Cevap: İronik şekilde her şeyden önce belirsizlik daha da belirginleşiyor. Örneğin Cumhurbaşkanı Sözcüsü İbrahim Kalın’ın “ikinci darbe ihtimali var” uyarısını iptal eden bir açıklaması olmadı. MİT ve Genelkurmay’a dair muamma sürüyor. ABD ve AB sanki darbenin başarısız olmasından hiç hazzetmemiş gibiler.

Son ‘şaşırtıcı’ gelişme YAŞ toplantısında yaşandı. Cuma günü Murat Yetkin ‘Ters Köşe’ başlığıyla şunları yazdı: “Kimse kalkıp açıklanan sonuca bakıp ‘Zaten dere geçerken at değiştirilmez demişti’ kolaycılığına da kaçmasın. 15 Temmuz darbe girişimi ardından milletin çoğu ordunun üst komuta heyetinin dünkü Yüksek Askeri Şura (YAŞ) ile değişeceğini tahmin ediyordu. Milletin çoğu ters köşeye yattı.” Yetkin buna dair Erdoğan’la yakın çalışmış araştırmacı İbrahim Uslu’nun şu tweet’ini de aktarıyor: “YAŞ kararlarından anlaşıldığına göre darbeye katılmamak tek başına ‘yeter şart’ haline gelmiş. Durum düşündüğümüzden kötü demek ki.” Ve Murat Yetkin soruyor: “Ama ters köşeye yatıran kim oldu? Erdoğan mı, Yıldırım mı, Akar mı, ya da kim? Bunu anladığımızda emin olun şu anda bilmediğiniz pek çok ayrıntıyı da öğrenmiş olacağız.”

Darbe akşamı düğün dernek telaşındaki bir Genelkurmay ekibi hakikaten neden değiştirilemez? ‘Temizliği’ yapıp öyle mi gidecekler? Ya da Saray’ın değiştirmeye gücü mü yetmedi? Güçler dengesi bahsinde kodlarını hâlâ tam olarak çözemediğimiz bir ‘dehşet dengesi’ mi var? Şöyle ya da böyle interregnum (hükümdarsız dönem), fetret devri devam mı ediyor? Unutmayalım TSK artık kışladan çıktı, siyaset arenasına girdi, kışla kapılarındaki iş makineleri bu siyasi aktörü tutamaz. Rolü neyse (yeni bir darbeyi önlemek dâhil) onu oynayacak.

Soru: Peki ama görünüşte Saray inisiyatif almaya başlamış gibi değil mi? İşte TSK yeniden dizayn ediliyor, adeta şirket gibi özelleştiriliyor, kuvvet komutanları bakanlıklara bağlanıyor, Genelkurmay da (MİT yanı sıra) Saray’a bağlanacak, komutanların yetkileri tırpan yiyor, bu tür gelişmelerle devletin yeniden yapılanmasına özellikle TSK’dan başladılarsa, bu yeni bir durum değil mi?

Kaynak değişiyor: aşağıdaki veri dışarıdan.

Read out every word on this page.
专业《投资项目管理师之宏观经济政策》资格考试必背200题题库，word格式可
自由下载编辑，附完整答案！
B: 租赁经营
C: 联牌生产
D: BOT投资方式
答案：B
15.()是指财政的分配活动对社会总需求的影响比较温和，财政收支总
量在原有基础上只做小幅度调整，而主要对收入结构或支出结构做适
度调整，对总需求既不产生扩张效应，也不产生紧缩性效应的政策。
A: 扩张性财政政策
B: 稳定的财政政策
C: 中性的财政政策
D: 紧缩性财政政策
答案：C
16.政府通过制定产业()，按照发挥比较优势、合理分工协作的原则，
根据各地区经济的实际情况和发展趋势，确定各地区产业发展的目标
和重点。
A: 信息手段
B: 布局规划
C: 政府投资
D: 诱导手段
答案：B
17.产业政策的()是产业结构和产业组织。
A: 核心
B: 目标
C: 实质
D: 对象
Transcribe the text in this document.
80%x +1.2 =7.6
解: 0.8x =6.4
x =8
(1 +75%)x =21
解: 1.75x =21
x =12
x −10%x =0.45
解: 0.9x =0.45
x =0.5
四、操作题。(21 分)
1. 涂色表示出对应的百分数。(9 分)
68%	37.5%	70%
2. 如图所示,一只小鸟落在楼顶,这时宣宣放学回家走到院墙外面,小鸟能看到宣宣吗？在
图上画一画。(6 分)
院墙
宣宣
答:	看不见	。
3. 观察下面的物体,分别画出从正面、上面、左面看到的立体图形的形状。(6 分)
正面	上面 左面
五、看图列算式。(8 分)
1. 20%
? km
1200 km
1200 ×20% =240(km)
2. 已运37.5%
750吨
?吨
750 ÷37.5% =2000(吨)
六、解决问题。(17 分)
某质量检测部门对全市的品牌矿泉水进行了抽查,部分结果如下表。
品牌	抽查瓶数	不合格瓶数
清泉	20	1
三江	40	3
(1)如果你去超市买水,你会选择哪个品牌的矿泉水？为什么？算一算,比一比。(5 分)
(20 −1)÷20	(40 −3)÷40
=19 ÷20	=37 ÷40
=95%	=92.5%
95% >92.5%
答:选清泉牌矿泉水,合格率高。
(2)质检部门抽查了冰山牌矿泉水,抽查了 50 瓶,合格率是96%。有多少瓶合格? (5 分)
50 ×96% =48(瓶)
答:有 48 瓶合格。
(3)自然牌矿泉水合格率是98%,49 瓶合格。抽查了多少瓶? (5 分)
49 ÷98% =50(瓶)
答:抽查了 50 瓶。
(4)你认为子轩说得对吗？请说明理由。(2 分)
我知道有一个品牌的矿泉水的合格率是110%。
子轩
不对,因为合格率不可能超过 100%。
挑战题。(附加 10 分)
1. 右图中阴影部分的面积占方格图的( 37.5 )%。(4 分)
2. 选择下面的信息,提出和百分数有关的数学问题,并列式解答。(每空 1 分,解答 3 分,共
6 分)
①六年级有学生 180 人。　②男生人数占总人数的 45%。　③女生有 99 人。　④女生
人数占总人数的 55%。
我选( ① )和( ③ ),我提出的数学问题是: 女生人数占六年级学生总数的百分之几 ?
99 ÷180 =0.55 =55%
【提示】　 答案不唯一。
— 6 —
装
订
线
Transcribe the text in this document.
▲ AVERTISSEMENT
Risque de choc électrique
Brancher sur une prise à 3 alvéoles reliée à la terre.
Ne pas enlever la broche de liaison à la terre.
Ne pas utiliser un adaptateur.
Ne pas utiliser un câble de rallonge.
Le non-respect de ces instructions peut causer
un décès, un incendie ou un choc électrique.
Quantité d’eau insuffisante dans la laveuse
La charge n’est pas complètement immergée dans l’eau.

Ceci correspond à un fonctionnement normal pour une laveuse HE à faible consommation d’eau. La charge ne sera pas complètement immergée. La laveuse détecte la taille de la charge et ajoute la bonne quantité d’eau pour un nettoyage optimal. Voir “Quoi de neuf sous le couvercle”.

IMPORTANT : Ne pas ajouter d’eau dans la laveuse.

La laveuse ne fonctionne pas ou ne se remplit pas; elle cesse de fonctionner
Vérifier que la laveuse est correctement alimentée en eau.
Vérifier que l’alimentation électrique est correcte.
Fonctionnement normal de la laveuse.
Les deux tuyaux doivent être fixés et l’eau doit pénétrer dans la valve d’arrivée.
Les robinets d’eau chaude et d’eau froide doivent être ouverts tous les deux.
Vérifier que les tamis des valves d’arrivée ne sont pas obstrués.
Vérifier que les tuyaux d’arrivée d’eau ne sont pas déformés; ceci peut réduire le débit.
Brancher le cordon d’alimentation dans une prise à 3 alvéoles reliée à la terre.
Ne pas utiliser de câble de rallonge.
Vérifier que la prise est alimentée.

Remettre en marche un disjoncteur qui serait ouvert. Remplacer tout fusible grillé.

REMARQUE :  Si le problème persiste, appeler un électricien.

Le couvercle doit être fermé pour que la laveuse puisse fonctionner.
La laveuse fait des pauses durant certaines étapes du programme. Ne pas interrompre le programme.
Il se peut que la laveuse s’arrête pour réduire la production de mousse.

Cevap: ‘Yapılandırma’ kısa vadede etkisini gösterecek bir çözüm değil. Zaten ne olacaksa işte bu kısa vadede olacak. Vazo kırıldı, ele güne karşı yapıştırmaya çalışıyorlar. Erdoğan’ın hayatını kurtaran ve ‘Bahçeli’yi referans gösterdiği’ söylenen Orgeneral Ümit Dündar Genelkurmay’ın 2 numarası oldu. TSK’nın ona emanet edildiği iddia ediliyor. Yani bir darbeyi engellemek için Genelkurmay’ı şuraya buraya bağlamak işe yaramaz. Kafaya koydularsa isterse tapu kadastroya bağlasın çare olmaz. Zaten darbenin ilk saatlerinde üst komuta kademesindeki ve ABD cenahındaki bir nevi vurdumduymazlık epey zihin bulandırıyor. Başarısız bir girişimden bile fayda sağlayacak, interregnum beklentisini akla getiriyor. Sonrasına müdahale ederiz ama bir ‘şeyler’ de değişmiş olur kurnazlığı… Geçmişte önce 9 Mart bastırılmış (ispiyonlanmış) ardından 12 Mart gelmişti gibisinden…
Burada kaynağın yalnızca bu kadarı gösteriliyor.